The plastic-free journey featured wooden cutlery, recyclable cans of water, glass wine bottles, alternative paper-based coffee cups and environmentally friendly packaging for food served to customers and Cranshaw notes that there have been challenges to overcome that relate back to the carbon intensity of the business.

“We’re meeting with on-board services teams, catering and suppliers every two weeks to think about our approach to plastics, and the end of life disposal,” Cranshaw says. “We look across the whole lifecycle to make sure we don’t have any unintended consequences.

“It would’ve been really easy for us to switch everything to glass on day two, but we always wanted to think about the consequences of our carbon footprint and disposal, so it’s taken time to find some alternatives in some areas.”

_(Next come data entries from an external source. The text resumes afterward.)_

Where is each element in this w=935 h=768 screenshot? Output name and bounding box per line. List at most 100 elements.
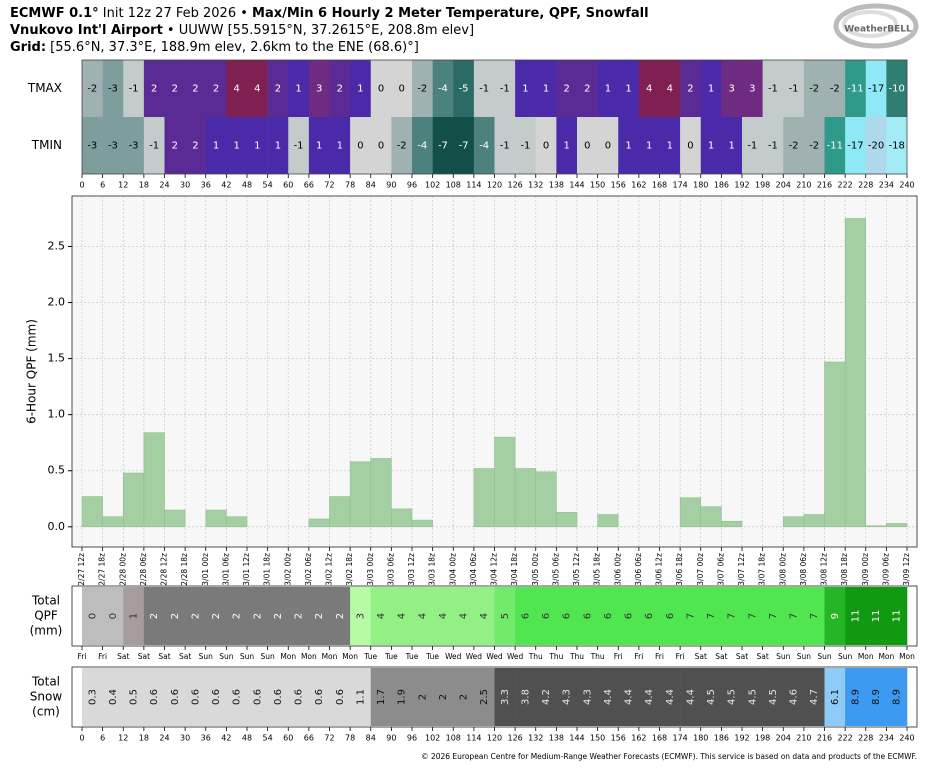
x-tick-label: Mon (858, 652, 874, 661)
total-cell (515, 668, 537, 726)
temp-cell (742, 60, 763, 117)
temp-cell (865, 117, 887, 174)
total-label: 8.9 (871, 689, 882, 705)
temp-label: -5 (459, 84, 469, 95)
temp-label: 3 (316, 84, 322, 95)
x-tick-label: 02/28 06z (139, 553, 148, 591)
x-tick-label: 120 (487, 181, 502, 190)
total-label: 1 (129, 613, 140, 619)
bar (783, 516, 805, 528)
x-tick-label: 192 (734, 734, 749, 743)
x-tick-label: Wed (466, 652, 483, 661)
temp-cell (329, 117, 351, 174)
total-label: 7 (685, 613, 696, 619)
x-tick-label: 204 (776, 181, 791, 190)
x-tick-label: 03/01 00z (201, 553, 210, 591)
x-tick-label: 03/09 06z (881, 553, 890, 591)
total-cell (185, 587, 207, 645)
x-tick-label: 126 (507, 734, 522, 743)
total-cell (370, 668, 392, 726)
x-tick-label: Sat (715, 652, 727, 661)
total-cell (535, 668, 557, 726)
total-label: 6.1 (830, 689, 841, 705)
temp-label: 0 (605, 141, 611, 152)
total-label: 2 (335, 613, 346, 619)
total-cell (886, 587, 908, 645)
row-label: TMAX (27, 81, 62, 95)
x-tick-label: Sat (695, 652, 707, 661)
grid-part: Grid: (10, 40, 46, 55)
temp-label: 2 (584, 84, 590, 95)
temp-label: 1 (295, 84, 301, 95)
temp-label: 1 (543, 84, 549, 95)
x-tick-label: 222 (837, 734, 852, 743)
x-tick-label: 03/06 06z (634, 553, 643, 591)
total-cell (824, 668, 846, 726)
total-cell (329, 587, 351, 645)
temp-label: -3 (87, 141, 97, 152)
total-label: 4.3 (562, 689, 573, 705)
x-tick-label: 03/03 12z (407, 553, 416, 591)
total-cell (82, 587, 103, 645)
total-label: 4.5 (768, 689, 779, 705)
total-cell (350, 587, 372, 645)
temp-cell (535, 117, 557, 174)
x-tick-label: Sun (817, 652, 832, 661)
x-tick-label: 36 (201, 734, 211, 743)
temp-label: 0 (687, 141, 693, 152)
temp-label: -1 (294, 141, 304, 152)
total-label: 2 (438, 694, 449, 700)
temp-cell (494, 117, 516, 174)
total-label: 6 (562, 613, 573, 619)
x-tick-label: 03/03 00z (366, 553, 375, 591)
x-tick-label: 120 (487, 734, 502, 743)
total-label: 7 (727, 613, 738, 619)
total-label: 2 (211, 613, 222, 619)
x-tick-label: 03/05 18z (593, 553, 602, 591)
x-tick-label: 03/03 06z (386, 553, 395, 591)
total-cell (288, 587, 310, 645)
total-label: 0 (108, 613, 119, 619)
total-label: 6 (582, 613, 593, 619)
total-label: 4 (438, 613, 449, 619)
temp-cell (432, 60, 454, 117)
total-cell (432, 587, 454, 645)
footer: © 2026 European Centre for Medium-Range … (421, 752, 917, 761)
temp-label: 1 (522, 84, 528, 95)
x-tick-label: 90 (386, 181, 396, 190)
temp-label: 1 (254, 141, 260, 152)
temp-cell (824, 60, 846, 117)
temp-label: -18 (889, 141, 905, 152)
temp-cell (391, 60, 413, 117)
temp-label: 4 (646, 84, 652, 95)
x-tick-label: 222 (837, 181, 852, 190)
total-label: 9 (830, 613, 841, 619)
temp-cell (803, 117, 825, 174)
title-part: ECMWF 0.1° (10, 6, 99, 21)
total-label: 0.6 (211, 689, 222, 705)
temp-cell (577, 117, 598, 174)
logo-swirl (833, 3, 919, 49)
temp-cell (886, 117, 908, 174)
x-tick-label: 228 (858, 181, 873, 190)
x-tick-label: 03/09 00z (861, 553, 870, 591)
logo-text: WeatherBELL (844, 25, 912, 35)
plot-frame (71, 195, 918, 548)
x-tick-label: 240 (899, 181, 914, 190)
temp-label: -17 (868, 84, 884, 95)
total-cell (803, 587, 825, 645)
total-cell (494, 668, 516, 726)
x-tick-label: 03/02 00z (283, 553, 292, 591)
temp-cell (226, 117, 248, 174)
total-label: 1.7 (376, 689, 387, 705)
x-tick-label: 126 (507, 181, 522, 190)
total-cell (535, 587, 557, 645)
total-cell (82, 668, 103, 726)
total-cell (515, 587, 537, 645)
x-tick-label: Sun (240, 652, 255, 661)
temp-label: 1 (708, 141, 714, 152)
x-tick-label: 162 (631, 734, 646, 743)
total-label: 0 (87, 613, 98, 619)
x-tick-label: Thu (528, 652, 543, 661)
bar (370, 458, 392, 528)
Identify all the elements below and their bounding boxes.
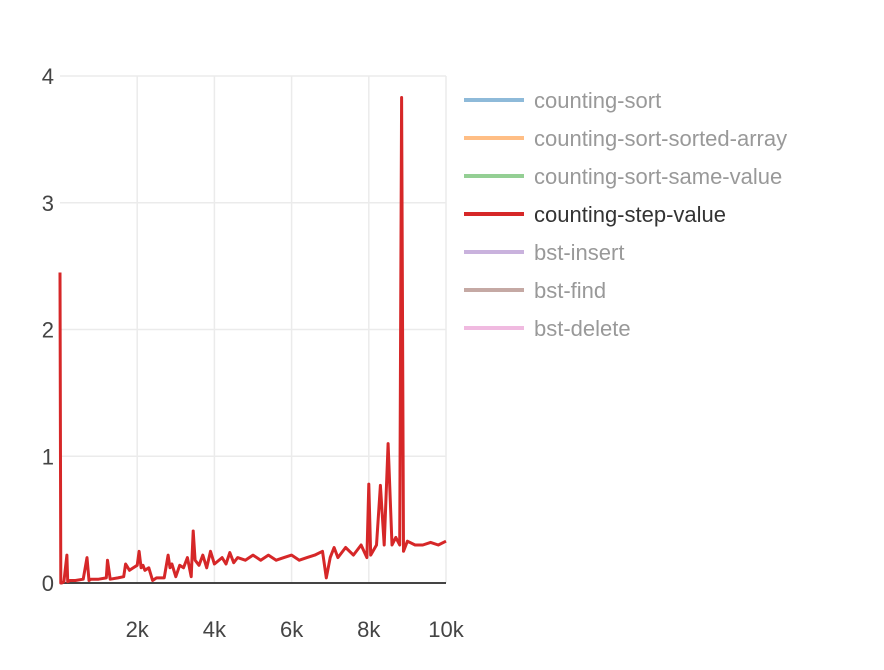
legend-item-counting-sort-sorted-array[interactable]: counting-sort-sorted-array bbox=[464, 126, 787, 151]
x-tick-label: 4k bbox=[203, 617, 227, 642]
y-tick-label: 1 bbox=[42, 444, 54, 469]
y-tick-label: 0 bbox=[42, 571, 54, 596]
legend-label: counting-sort-same-value bbox=[534, 164, 782, 189]
y-axis-ticks: 0 1 2 3 4 bbox=[42, 64, 54, 596]
legend-label: bst-delete bbox=[534, 316, 631, 341]
y-tick-label: 3 bbox=[42, 191, 54, 216]
series-line-counting-step-value[interactable] bbox=[58, 96, 447, 585]
legend-item-bst-find[interactable]: bst-find bbox=[464, 278, 606, 303]
x-tick-label: 10k bbox=[428, 617, 464, 642]
legend-label: bst-insert bbox=[534, 240, 624, 265]
y-tick-label: 2 bbox=[42, 318, 54, 343]
grid bbox=[60, 75, 447, 584]
x-tick-label: 2k bbox=[126, 617, 150, 642]
legend-item-counting-sort[interactable]: counting-sort bbox=[464, 88, 661, 113]
legend-item-bst-insert[interactable]: bst-insert bbox=[464, 240, 624, 265]
plot-area[interactable] bbox=[58, 96, 447, 585]
legend-item-counting-sort-same-value[interactable]: counting-sort-same-value bbox=[464, 164, 782, 189]
legend: counting-sort counting-sort-sorted-array c… bbox=[464, 88, 787, 341]
x-tick-label: 8k bbox=[357, 617, 381, 642]
legend-label: bst-find bbox=[534, 278, 606, 303]
legend-item-bst-delete[interactable]: bst-delete bbox=[464, 316, 631, 341]
legend-label: counting-sort bbox=[534, 88, 661, 113]
x-tick-label: 6k bbox=[280, 617, 304, 642]
x-axis-ticks: 2k 4k 6k 8k 10k bbox=[126, 617, 465, 642]
legend-label: counting-step-value bbox=[534, 202, 726, 227]
legend-item-counting-step-value[interactable]: counting-step-value bbox=[464, 202, 726, 227]
legend-label: counting-sort-sorted-array bbox=[534, 126, 787, 151]
y-tick-label: 4 bbox=[42, 64, 54, 89]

The ongoing plastics phase-out, along with the fact that Eurostar has now been awarded the highest three-star rating from the Sustainable Restaurant Association (SRA) for onboard catering, are just two ways that the company can present itself as sustainably to the ever-more eco-conscious travellers of today.

The company realises that it is time to strengthen the trust it has with its customers and believes that sustainability is the cornerstone to do so.

 “You need to demonstrate incrementally how you’re changing,” Cooper summarises. “For us its changing and reducing how we use plastics. We’ve made huge inroads, but I think customers are respectful and realise there is no magic wand we can wave overnight to get this done.

“With every decision we make there’s a trade-off, and people mostly understand that and are sympathetic to what we do. I think if it comes across as naked commercialism or greenwashing, then I can understand the lack of trust, but we’ve got a legacy of demonstrable improvements and intent and that’s how we know we’re genuine.”